Updated on: November 28, 2016

Good News, Bad News: The Saga Continues

By
Original story posted on: July 25, 2016
The long-awaited update to the CT lung screening national coverage determination (NCD) was finally released this month. As you may recall, current smokers who were otherwise eligible were omitted from the NCD-covered codes released last year. That is the really good news. The really bad news is that at least one Medicare Administrative Contractor (MAC) denied all of the claims submitted for dates of service running from Feb. 5, 2015 through the present day. The reason seems to be that their system was programmed to require both the diagnosis for a past history of smoking as well as the diagnosis for a patient who currently smokes on the same claim for service. 

Per the ICD-10 authoritative coding conventions, “personal history codes explain a patient’s past medical condition that no longer exists” for any patient who “is not receiving any treatment, but that has the potential for recurrence, and therefore may require continued monitoring.”  

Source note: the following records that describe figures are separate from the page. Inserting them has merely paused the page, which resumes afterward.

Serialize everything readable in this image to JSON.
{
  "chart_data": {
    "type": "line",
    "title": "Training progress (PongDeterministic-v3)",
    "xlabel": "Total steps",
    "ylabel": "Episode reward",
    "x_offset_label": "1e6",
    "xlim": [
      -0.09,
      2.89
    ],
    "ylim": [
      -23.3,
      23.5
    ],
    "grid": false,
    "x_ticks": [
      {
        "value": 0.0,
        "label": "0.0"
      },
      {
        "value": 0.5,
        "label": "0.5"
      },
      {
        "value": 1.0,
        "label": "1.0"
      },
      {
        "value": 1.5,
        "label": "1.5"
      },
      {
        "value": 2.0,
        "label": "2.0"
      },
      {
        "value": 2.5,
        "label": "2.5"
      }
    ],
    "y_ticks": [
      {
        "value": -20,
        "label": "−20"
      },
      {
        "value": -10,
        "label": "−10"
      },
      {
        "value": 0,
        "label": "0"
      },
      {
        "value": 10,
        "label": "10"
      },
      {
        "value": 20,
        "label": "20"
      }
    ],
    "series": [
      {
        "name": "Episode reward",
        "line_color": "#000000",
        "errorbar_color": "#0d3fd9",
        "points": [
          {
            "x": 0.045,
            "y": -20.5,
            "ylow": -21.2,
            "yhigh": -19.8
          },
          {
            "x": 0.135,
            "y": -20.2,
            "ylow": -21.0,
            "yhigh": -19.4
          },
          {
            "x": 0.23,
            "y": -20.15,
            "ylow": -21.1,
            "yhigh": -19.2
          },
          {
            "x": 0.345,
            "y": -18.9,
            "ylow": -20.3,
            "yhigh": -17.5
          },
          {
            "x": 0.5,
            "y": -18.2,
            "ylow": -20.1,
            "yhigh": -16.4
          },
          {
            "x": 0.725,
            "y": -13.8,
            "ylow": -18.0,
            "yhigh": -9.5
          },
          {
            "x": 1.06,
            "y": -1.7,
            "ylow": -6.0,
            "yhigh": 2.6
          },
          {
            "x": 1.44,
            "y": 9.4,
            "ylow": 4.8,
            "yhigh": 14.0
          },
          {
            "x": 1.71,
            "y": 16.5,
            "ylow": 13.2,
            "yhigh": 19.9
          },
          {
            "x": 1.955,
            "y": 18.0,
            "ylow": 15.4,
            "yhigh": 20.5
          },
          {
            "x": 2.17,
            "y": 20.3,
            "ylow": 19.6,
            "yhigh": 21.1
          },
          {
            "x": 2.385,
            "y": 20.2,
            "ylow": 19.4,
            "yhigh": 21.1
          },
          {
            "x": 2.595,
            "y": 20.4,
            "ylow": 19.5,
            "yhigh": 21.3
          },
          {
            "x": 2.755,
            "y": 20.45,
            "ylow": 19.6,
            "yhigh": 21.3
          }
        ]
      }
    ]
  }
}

Not only is this unexpected surprise incredibly frustrating, it represents an inordinate amount of work and expense unnecessarily demanded from providers and their billing companies. Either every claim must be recoded manually, or software must be programmed to automate the process. For those fortunate enough to have proprietary software and in-house programmers, this is still hard work, but likely more feasible.

Yet in dealing with software vendors, few, if any, are willing to program for “one-offs,” meaning significant time may be required. So the bottom line is that payments are still being withheld until providers do the work to overcome the edit. And 17 months of unpaid claims is not a small matter. 

How this will trickle down to Part C and commercial payers is as yet unknown. The issue and request for clarification has been brought to the attention of the Centers for Medicare & Medicaid Services (CMS) and Dr. Bill Rogers, the ICD-10 ombudsman. Hopefully, a quick resolution for providers will be the outcome.

This is just one example of the never-ending problems with local coverage determinations. Many still have glaring omissions from the conversions to ICD-10 last year. For example, there are no subsequent treatment code choices for intracranial hemorrhages. In another case, although the local coverage determination (LCD) notes that only chronic conditions for a certain procedure are covered, the LCD includes only acute codes. 

Conversations with MACs and the regional offices confirm that a formal process is required to have updates to these oversights and omissions. Simply pointing them out will not suffice. In fact, one MAC requested a review and listing of every identified issue for each LCD. My question is this: why didn’t you do that before it was published? The industry has been told many times that all NCD and LCD policies are thoroughly reviewed by coding experts prior to publication. I beg to differ. Res ipsa loquitor – this speaks for itself.

At a recent meeting with CMS, HBMA strongly advocated for the end of LCDs. An enormous amount of time is wasted each and every year by both the MACs and providers in wrestling with inconsistent and/or incorrect interpretations. This was greatly compounded with the implementation of ICD-10. When the old LMRPs were retired and LCDs introduced, the major benefit was supposed to be consistency among policies. That has not even come close to fruition. HBMA believes that this is counterintuitive to the goals of administrative simplification. The good news is that CMS did listen thoughtfully and carefully to the position. Time will tell if it will result in improvements. 

With such a large number of new codes coming this October, more issues seem highly likely. Close monitoring and review is recommended. The sooner omissions and errors are brought to the MACs’ attention, the sooner correct payments will ensue.

As part of their gracious allotment of time and attention, CMS also reminded HBMA attendees that the so-called grace period of audit specificity is ending Oct. 1, 2016. This has been an oft-misunderstood and misstated policy. The requirement for accurate and specific coding is the same as it has always been. The grace period was for auditing, not coding, and it was to allow less than the most specific codes within a family to be accepted, with certain exceptions, such as laterality. Given recent publications outlining significant errors on documentation and coding audits, this should be a very high priority for providers, electronic health record (EHR) managers, and coding software vendors.

In closing, the good news is that CMS is aware of some of our providers’ most difficult MAC issues and is willing to address them. The bad news is we are still stuck with MAC policies that are inconsistent and not provider-friendly.
Disclaimer: Every reasonable effort was made to ensure the accuracy of this information at the time it was published. However, due to the nature of industry changes over time we cannot guarantee its validity after the year it was published.
Holly Louie, RN, BSN, CHBME

Holly Louie is the compliance officer for Practice Management Inc., a multi-specialty billing company in Boise, Idaho. Holly was the 2016 president of the Healthcare Business and Management Association (HBMA) and previously chaired the ICD-10 Committee. Holly is also a national healthcare consultant and testifying expert on matters related to physician coding, billing, and regulatory compliance. She has previously held compliance officer positions in local and international billing companies. Holly is a member of the ICD10monitor editor board and a popular guest on Talk Ten Tuesdays.